Las organizaciones con sistemas de gestión bien establecidos pueden encontrarse con que los problemas/inconformidades, en sus procesos, productos o servicios, se repiten, a pesar de todos los esfuerzos (tiempo, trabajo y dinero) que se han realizado para eliminarlos. A fin de asegurar que un problema se arregle de inmediato y a largo plazo, es necesario establecer un proceso eficaz de medidas correctivas. He aquí algunas características de lo que constituye un excelente proceso de acción correctiva:

Se identifican los problemas. Los problemas pueden ocurrir en los procesos, en el lugar de trabajo, en un producto o servicio prestado, o en el propio sistema de gestión. Algunos de estos problemas son más fáciles de identificar que otros; por eso las organizaciones necesitan establecer formas de identificarlos a través de ellos:

  • Inspecciones en el lugar de trabajo y en los procesos.
  • Prueba, inspección y vigilancia del equipo.
  • Revisando las comunicaciones de las partes interesadas.
  • Auditorías.
  • Informe de peligro.
  • Investigando quejas, incidentes y accidentes.
  • Revisando las fallas del sistema.
  • Revisión de los requisitos reglamentarios.
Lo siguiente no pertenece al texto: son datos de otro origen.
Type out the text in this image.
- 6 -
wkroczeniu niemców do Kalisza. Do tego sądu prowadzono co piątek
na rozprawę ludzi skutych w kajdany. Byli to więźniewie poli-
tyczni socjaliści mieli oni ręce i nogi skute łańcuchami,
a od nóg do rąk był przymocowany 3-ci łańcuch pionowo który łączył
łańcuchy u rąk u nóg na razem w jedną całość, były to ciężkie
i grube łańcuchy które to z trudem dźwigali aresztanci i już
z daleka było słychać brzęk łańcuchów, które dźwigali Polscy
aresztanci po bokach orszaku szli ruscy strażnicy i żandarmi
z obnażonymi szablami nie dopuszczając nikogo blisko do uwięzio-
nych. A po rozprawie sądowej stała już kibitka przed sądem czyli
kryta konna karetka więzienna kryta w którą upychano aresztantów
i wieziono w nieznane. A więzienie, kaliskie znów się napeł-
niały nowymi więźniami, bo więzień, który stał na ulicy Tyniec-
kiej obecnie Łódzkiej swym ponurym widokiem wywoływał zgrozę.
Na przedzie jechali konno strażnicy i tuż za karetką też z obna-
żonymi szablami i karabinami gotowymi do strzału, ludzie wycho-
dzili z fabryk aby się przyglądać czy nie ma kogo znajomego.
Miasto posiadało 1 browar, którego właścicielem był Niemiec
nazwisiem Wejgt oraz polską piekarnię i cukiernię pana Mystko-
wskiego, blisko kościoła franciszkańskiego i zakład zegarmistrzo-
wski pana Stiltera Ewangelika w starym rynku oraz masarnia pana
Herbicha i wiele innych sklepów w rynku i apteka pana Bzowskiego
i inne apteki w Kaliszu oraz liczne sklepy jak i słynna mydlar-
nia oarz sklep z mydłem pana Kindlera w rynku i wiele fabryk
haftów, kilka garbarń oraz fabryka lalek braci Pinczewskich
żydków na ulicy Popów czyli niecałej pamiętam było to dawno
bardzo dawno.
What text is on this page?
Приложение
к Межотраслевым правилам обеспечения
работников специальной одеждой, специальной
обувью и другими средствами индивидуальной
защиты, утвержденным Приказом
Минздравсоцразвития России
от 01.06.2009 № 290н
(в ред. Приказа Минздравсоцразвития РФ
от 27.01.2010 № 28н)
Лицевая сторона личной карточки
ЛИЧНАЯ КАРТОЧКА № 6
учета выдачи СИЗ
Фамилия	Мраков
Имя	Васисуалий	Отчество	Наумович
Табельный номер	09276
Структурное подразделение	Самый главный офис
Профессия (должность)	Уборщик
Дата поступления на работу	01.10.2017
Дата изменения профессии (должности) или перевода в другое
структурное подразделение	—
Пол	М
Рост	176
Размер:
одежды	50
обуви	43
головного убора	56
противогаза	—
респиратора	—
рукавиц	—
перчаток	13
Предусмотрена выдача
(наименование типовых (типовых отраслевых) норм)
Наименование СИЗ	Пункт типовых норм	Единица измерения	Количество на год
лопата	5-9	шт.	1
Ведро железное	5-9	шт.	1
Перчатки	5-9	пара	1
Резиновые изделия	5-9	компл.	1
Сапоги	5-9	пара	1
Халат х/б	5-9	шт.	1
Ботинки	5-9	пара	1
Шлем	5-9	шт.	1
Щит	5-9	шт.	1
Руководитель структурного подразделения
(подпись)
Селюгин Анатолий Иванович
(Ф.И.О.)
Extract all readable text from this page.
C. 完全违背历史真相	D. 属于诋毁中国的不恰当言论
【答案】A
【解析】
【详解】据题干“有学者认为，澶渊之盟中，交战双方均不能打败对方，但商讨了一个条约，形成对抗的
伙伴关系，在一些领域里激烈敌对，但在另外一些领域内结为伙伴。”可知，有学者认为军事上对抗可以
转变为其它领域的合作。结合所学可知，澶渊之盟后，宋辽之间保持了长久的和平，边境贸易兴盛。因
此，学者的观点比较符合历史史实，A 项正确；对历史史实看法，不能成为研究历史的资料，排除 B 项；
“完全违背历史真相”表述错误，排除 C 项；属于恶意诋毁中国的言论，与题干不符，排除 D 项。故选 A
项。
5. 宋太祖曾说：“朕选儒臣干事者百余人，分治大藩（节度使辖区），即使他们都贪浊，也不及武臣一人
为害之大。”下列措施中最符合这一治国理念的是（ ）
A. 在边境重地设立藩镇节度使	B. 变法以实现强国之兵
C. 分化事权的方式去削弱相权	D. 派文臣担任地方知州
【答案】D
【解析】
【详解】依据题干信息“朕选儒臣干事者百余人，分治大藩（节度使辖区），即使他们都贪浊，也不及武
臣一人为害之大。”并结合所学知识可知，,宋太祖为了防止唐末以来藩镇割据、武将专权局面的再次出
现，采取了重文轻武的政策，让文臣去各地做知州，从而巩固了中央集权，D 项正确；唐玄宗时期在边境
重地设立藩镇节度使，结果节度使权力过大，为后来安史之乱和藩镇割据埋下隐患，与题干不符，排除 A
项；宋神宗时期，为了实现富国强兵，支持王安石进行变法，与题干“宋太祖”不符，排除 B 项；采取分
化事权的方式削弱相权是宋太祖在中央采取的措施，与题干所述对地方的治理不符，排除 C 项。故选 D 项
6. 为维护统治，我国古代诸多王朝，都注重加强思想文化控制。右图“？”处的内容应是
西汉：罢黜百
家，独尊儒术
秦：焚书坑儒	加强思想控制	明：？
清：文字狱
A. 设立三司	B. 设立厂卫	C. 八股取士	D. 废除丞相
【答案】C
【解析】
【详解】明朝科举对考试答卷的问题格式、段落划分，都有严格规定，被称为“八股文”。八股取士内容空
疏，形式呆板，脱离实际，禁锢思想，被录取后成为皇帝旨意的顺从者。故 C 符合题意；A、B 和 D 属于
Los problemas se arreglan o se contienen temporalmente. La mayoría de los problemas necesitan una reacción rápida. Por esa razón, es necesario localizar e informar inmediatamente al propietario de la tarea o proceso para que tome las medidas necesarias para resolver el problema temporalmente.

Se encuentra la raíz del problema. Esta es la característica más importante de un proceso de acción correctiva eficaz. Si una organización es incapaz de determinar la causa raíz de un problema/no conformidad, está condenada a enfrentarse al mismo problema una y otra vez, lo que puede resultar agotador y desalentador para todos los que participan en el proceso.

Existen numerosas técnicas para determinar la causa de un problema. Una organización necesita asegurarse de que sus empleados tienen el tiempo, los recursos y las habilidades necesarias para investigar y sacar las conclusiones correctas de estas investigaciones.

Se pone en marcha una solución duradera. Después de identificar la causa raíz, se debe proponer una solución apropiada que impida que el problema se repita. Estas acciones deben ser puestas en marcha. Es inútil hacer todo el trabajo de entender el problema e identificar su causa raíz, si las acciones para resolverlo no se llevarán a cabo.

Se verifican los cambios permanentes. Después de un período de tiempo apropiado, es necesario asignar a una persona para verificar si las acciones tuvieron éxito en la prevención de la recurrencia. Se recomienda que esta persona sea alguien que no haya estado involucrado en los pasos anteriores de este proceso, para asegurar su imparcialidad.

Se registran las acciones correctivas. Es esencial reportar todos los detalles de las acciones correctivas: problema encontrado, acciones inmediatas tomadas, causa raíz, acciones correctivas y verificación.

Si una organización aprende a resolver sus problemas aplicando un proceso eficaz de medidas correctivas, en última instancia mejorará sus procesos, su sistema de gestión y su negocio.